从bufio读取文件,并通过文件进行半复杂的排序

So there may be questions like this but its not a super easy thing to google. Basically I have a file thats a set of protobufs encoded and sequenced as they normally are from the protobuf spec.

So think of the bytes values being chunked something like this throughout the file:

[EncodeVarInt(size of protobuf struct)] [protobuf stuct bytes]

So you have a few bytes read one at a time that are used for large jump of a read on our protof structure.

My implementation using the os ReadAt method on a file currently looks something like this.

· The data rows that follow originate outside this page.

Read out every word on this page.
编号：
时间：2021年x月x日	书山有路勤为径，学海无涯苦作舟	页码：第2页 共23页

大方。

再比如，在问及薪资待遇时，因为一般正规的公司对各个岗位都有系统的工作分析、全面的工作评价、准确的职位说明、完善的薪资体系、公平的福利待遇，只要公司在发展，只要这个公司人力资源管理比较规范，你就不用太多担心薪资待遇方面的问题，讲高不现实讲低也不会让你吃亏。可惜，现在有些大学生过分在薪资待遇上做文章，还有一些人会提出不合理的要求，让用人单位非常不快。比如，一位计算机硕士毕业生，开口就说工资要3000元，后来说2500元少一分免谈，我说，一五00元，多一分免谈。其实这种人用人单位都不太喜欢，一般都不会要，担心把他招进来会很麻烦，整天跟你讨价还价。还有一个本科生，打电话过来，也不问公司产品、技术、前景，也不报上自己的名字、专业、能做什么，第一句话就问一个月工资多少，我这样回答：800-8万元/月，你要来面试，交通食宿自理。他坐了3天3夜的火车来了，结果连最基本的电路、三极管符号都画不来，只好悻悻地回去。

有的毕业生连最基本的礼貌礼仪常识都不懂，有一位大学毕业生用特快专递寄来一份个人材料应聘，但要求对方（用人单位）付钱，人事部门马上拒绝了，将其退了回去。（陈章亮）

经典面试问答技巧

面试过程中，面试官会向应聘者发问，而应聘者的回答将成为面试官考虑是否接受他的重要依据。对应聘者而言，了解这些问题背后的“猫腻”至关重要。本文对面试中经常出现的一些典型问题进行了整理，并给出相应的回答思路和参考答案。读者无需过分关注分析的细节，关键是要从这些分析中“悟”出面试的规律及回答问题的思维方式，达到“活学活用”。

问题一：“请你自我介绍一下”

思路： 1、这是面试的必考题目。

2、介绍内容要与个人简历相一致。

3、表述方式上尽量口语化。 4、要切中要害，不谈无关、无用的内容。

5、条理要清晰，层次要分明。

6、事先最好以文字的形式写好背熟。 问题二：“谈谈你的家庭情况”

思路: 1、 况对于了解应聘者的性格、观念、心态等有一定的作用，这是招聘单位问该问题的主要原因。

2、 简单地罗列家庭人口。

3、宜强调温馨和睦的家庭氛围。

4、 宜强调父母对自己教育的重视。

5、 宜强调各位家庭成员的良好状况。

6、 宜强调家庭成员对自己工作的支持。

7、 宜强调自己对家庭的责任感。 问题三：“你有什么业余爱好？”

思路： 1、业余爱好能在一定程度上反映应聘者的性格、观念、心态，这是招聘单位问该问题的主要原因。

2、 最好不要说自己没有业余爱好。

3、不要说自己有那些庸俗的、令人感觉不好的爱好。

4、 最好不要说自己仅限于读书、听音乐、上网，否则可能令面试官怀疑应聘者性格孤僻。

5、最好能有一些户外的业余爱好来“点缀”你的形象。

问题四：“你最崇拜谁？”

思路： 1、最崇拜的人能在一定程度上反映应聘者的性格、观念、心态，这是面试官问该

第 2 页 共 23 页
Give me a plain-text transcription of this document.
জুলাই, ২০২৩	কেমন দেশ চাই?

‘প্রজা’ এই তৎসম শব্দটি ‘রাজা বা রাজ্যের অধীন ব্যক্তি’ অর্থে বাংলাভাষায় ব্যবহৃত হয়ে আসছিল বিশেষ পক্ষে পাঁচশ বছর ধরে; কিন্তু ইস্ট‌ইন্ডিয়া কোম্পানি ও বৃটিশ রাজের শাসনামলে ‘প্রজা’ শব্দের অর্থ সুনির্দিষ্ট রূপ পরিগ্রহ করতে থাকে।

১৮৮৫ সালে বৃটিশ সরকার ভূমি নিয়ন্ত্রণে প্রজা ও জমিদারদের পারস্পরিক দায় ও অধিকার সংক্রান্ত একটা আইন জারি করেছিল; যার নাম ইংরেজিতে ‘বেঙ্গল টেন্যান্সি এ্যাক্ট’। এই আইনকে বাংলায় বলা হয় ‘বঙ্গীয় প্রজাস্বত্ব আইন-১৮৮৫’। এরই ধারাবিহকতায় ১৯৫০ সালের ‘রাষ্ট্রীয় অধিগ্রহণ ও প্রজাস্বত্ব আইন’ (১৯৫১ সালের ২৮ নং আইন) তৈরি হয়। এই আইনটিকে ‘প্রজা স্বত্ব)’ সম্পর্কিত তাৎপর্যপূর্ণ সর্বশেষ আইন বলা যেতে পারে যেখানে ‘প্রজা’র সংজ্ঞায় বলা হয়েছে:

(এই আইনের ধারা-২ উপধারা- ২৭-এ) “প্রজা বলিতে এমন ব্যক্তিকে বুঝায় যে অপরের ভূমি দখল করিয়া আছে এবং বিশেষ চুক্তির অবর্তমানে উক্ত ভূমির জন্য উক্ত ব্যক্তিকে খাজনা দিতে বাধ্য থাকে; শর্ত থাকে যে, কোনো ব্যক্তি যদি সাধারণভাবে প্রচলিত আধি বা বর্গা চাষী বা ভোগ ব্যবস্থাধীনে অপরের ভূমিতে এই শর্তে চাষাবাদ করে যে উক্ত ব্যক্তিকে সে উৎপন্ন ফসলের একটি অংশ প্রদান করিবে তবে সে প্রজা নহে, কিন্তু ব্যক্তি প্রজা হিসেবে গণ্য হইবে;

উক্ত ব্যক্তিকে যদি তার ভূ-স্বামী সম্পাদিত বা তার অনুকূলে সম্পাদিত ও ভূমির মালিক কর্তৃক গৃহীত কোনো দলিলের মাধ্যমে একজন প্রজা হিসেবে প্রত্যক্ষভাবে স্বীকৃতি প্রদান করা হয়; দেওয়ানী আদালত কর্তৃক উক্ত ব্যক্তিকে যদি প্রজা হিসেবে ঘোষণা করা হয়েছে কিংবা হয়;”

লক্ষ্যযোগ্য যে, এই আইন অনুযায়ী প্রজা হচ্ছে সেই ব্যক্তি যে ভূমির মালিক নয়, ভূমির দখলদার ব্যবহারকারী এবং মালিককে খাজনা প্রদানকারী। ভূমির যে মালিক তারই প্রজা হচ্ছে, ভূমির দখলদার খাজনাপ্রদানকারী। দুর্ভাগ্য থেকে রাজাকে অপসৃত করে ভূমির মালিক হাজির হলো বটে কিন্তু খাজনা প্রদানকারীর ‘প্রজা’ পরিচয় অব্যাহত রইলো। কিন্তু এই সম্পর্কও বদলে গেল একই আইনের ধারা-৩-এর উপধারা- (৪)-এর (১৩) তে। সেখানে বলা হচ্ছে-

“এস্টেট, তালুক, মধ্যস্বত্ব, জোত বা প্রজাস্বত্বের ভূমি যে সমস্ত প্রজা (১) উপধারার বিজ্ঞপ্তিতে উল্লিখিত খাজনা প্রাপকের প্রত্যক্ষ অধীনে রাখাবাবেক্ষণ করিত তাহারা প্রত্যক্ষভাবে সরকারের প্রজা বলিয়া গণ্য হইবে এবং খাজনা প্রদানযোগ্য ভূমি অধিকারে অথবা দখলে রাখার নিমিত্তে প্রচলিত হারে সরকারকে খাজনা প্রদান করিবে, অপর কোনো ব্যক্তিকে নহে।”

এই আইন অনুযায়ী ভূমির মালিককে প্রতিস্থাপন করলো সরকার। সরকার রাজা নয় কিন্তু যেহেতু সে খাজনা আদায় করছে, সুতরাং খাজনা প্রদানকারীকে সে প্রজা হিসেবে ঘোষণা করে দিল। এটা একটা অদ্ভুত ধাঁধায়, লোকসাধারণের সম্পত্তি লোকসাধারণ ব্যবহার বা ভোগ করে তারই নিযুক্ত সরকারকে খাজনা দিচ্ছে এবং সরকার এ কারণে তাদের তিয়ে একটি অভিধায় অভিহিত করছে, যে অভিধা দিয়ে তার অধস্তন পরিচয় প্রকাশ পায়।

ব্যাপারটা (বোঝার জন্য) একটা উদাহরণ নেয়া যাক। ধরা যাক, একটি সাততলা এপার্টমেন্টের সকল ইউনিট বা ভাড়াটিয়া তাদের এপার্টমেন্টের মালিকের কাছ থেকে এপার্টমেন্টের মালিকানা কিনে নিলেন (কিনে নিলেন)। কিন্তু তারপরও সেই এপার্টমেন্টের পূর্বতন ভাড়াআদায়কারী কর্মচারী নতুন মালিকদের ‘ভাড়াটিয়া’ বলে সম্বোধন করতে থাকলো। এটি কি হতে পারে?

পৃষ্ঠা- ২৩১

// getting the next value in a file context feature 
func (geobuf *Geobuf_Reader) Next() bool {
    if geobuf.EndPos <= geobuf.Pos {
        return false
    } else {
        startpos := int64(geobuf.Pos)

        for int(geobuf.Get_Byte(geobuf.Pos)) > 127 {
            geobuf.Pos += 1
        }
        geobuf.Pos += 1

        sizebytes := make([]byte,geobuf.Pos-int(startpos))

        geobuf.File.ReadAt(sizebytes,startpos)

        size,_ := DecodeVarint(sizebytes)

        geobuf.Feat_Pos = [2]int{int(size),geobuf.Pos}
        geobuf.Pos = geobuf.Pos+int(size)

        return true
    }
    return false
}

//  reads a geobuf feature as geojson
func (geobuf *Geobuf_Reader) Feature() *geojson.Feature {
    // getting raw bytes
    a := make([]byte,geobuf.Feat_Pos[0])
    geobuf.File.ReadAt(a,int64(geobuf.Feat_Pos[1]))

    return Read_Feature(a)
}

How can I implement something like bufio or other chunked reading mechanisms to speed up so many file ReadAt's? Most bufio implementations I've seen are for having a specific delimitter. Thanks in advance hopefully this wasn't a horrible question.

Package bufio

import "bufio" 

type SplitFunc

SplitFunc is the signature of the split function used to tokenize the input. The arguments are an initial substring of the remaining unprocessed data and a flag, atEOF, that reports whether the Reader has no more data to give. The return values are the number of bytes to advance the input and the next token to return to the user, plus an error, if any. If the data does not yet hold a complete token, for instance if it has no newline while scanning lines, SplitFunc can return (0, nil, nil) to signal the Scanner to read more data into the slice and try again with a longer slice starting at the same point in the input.

If the returned error is non-nil, scanning stops and the error is returned to the client.

The function is never called with an empty data slice unless atEOF is true. If atEOF is true, however, data may be non-empty and, as always, holds unprocessed text.

type SplitFunc func(data []byte, atEOF bool) (advance int, token []byte, err error)

Use bufio.Scanner and write a custom protobuf struct SplitFunc.